There are three separate stages, or orbits, of play, and the player may not move on to the next stage until he has learned the 4-digit passcode. The passcode can be obtained by completing various challenges posed by aliens that can be found in each stage. The challenges pertain to real-world scenarios such as using a calendar to find a certain date, tangrams, measuring with a ruler and measuring with a scale.

The difficulty of each separate category of puzzle changes according to how well the player does with that type of puzzle. At higher ranks, the game becomes more difficult, as there will be more crystals to find and disasteroids that steal star bucks.
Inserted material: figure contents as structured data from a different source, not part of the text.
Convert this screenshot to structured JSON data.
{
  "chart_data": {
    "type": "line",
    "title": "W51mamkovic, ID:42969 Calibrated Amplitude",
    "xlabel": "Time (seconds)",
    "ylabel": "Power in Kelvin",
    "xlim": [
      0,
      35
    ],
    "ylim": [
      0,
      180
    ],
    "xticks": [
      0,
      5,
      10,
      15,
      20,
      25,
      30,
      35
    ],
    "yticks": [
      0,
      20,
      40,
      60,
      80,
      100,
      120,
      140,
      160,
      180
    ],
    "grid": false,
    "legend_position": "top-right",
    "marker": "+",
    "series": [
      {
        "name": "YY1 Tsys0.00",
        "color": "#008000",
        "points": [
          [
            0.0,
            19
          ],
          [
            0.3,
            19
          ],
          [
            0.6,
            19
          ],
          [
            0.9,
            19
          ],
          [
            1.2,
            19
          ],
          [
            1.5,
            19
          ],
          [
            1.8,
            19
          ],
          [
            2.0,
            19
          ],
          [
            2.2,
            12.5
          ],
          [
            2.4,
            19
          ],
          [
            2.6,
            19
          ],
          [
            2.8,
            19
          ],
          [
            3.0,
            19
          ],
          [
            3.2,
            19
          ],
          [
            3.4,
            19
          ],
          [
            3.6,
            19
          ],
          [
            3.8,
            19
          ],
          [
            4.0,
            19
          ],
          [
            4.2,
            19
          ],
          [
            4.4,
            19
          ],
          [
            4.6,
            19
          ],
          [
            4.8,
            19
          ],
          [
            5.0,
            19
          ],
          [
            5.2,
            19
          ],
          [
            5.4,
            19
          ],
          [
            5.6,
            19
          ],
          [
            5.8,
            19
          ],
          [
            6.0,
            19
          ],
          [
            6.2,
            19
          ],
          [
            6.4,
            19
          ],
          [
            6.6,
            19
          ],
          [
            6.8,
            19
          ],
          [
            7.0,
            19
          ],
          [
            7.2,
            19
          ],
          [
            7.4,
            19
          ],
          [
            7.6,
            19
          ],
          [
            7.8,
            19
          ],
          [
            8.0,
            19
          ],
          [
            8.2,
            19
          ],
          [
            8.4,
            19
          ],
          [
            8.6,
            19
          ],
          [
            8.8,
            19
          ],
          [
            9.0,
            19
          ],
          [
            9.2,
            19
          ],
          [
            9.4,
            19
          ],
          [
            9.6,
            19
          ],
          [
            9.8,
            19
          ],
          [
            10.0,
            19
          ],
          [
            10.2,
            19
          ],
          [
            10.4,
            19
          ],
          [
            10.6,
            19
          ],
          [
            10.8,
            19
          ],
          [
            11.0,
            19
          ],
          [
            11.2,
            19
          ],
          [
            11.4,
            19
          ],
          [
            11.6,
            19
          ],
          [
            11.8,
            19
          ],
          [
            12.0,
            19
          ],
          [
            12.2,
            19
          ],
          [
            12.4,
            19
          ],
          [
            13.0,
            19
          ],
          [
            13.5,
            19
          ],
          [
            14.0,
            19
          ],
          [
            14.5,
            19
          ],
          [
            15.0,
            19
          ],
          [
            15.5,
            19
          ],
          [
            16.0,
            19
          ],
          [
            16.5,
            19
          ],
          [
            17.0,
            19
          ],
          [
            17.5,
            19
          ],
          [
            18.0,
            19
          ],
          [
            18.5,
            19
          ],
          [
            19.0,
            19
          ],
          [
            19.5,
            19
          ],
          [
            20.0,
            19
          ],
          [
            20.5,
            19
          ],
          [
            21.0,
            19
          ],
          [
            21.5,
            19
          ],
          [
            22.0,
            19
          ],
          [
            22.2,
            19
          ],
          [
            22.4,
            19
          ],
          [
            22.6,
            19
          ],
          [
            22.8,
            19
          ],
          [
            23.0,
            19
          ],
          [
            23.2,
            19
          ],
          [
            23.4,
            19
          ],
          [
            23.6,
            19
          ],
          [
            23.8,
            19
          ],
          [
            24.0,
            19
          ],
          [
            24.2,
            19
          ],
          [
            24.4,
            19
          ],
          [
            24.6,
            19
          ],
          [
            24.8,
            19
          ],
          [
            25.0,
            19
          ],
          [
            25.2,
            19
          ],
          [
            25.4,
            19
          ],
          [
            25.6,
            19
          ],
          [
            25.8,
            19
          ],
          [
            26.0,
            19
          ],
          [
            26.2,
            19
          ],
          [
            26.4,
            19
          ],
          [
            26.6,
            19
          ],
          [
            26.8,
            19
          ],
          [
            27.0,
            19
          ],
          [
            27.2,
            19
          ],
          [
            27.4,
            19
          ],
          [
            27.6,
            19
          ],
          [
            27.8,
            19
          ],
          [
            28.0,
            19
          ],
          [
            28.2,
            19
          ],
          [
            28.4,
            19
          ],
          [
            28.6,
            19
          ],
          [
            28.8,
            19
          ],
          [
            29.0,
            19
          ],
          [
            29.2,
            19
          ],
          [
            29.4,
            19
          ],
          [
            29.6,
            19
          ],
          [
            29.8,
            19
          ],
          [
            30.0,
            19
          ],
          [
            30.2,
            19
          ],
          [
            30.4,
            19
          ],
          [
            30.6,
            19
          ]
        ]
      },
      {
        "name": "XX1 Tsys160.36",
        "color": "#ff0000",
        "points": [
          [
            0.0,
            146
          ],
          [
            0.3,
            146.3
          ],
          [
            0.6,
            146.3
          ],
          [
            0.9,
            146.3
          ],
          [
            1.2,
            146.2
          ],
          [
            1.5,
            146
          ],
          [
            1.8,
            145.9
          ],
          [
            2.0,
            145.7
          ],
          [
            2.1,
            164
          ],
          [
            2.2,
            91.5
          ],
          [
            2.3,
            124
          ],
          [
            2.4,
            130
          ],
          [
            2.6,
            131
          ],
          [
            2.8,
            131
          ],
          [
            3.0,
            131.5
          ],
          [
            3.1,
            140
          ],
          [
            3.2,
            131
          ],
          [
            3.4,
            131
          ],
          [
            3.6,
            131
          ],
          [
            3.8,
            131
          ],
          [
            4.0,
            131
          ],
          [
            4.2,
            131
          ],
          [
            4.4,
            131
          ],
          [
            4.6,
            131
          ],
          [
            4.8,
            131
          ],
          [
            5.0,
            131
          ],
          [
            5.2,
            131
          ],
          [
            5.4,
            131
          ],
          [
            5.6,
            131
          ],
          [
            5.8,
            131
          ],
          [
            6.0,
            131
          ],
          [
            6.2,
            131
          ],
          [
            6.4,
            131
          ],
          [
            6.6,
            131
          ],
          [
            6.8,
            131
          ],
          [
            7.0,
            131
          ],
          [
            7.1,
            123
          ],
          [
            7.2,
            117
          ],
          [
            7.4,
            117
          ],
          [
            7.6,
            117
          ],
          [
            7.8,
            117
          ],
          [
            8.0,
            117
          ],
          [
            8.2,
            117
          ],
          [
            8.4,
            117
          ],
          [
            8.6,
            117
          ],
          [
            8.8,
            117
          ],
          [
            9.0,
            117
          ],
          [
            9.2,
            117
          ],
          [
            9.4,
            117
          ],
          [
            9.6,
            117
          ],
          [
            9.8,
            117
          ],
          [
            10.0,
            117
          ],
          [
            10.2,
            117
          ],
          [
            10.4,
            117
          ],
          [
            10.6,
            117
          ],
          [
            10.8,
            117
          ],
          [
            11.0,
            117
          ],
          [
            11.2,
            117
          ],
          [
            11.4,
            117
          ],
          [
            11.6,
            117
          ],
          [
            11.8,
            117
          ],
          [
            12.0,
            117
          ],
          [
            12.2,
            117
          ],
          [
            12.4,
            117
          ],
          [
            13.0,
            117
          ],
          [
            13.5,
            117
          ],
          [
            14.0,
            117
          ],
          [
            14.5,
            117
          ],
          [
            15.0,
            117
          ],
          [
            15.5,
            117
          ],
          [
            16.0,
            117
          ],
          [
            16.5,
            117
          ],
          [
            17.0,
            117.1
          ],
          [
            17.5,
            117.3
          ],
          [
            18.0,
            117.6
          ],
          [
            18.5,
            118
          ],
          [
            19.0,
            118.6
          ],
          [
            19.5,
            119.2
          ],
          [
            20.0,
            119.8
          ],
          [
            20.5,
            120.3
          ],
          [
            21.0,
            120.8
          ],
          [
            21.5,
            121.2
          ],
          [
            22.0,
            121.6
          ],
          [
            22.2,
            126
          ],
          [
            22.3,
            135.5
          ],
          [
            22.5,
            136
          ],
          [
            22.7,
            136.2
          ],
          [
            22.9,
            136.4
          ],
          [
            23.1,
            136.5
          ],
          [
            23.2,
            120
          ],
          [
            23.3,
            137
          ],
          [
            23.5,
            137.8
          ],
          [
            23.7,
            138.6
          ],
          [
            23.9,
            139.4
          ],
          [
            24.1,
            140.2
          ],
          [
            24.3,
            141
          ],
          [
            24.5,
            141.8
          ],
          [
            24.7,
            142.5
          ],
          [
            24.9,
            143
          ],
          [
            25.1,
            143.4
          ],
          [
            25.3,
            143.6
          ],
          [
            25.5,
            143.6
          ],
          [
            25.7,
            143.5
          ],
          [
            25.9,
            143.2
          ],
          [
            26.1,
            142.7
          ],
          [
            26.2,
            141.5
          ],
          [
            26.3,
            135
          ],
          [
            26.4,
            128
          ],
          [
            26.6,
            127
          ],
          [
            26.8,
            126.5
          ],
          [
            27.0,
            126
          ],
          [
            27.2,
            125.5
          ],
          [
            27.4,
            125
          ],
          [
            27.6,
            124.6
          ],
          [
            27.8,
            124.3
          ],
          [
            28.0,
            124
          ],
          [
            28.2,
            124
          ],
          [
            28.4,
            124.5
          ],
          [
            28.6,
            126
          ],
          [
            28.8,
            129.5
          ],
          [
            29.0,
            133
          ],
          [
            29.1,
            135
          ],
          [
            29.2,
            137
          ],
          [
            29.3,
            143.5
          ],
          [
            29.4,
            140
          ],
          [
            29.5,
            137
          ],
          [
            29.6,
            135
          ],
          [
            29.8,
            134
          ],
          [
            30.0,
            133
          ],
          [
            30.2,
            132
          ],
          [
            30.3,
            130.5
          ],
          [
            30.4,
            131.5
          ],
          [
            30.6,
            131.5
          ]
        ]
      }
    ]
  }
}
The computer game starts with a story.

==Development==
===Educational focus===
Treasure Galaxy! is specifically designed to develop a broad range of mathematics and critical-thinking skills within an environment of interactive and engaging game play. The program helps five-to nine-year-old children build real-world mathematics skills, including identifying basic fractions, measuring length and weight, and locating calendar dates. Automatic educational leveling allows players to learn at appropriate and challenging rates for each individual activity. The program adjusts the level of difficulty, depending on the player's success.

===Treasure series===
Treasure Galaxy! is one of four games in The Learning Company's "Treasure" series along with Treasure Cove!, Treasure Mathstorm! and Treasure Mountain!. The series is a subgroup of the company's Super Seekers games. All the games in this series are mathematics and reading comprehension oriented educational adventure games aimed at younger children. Games in the treasure series all have the same three stage gameplay format where a special object, whose location can be deduced by answering questions, is needed to reach the next stage.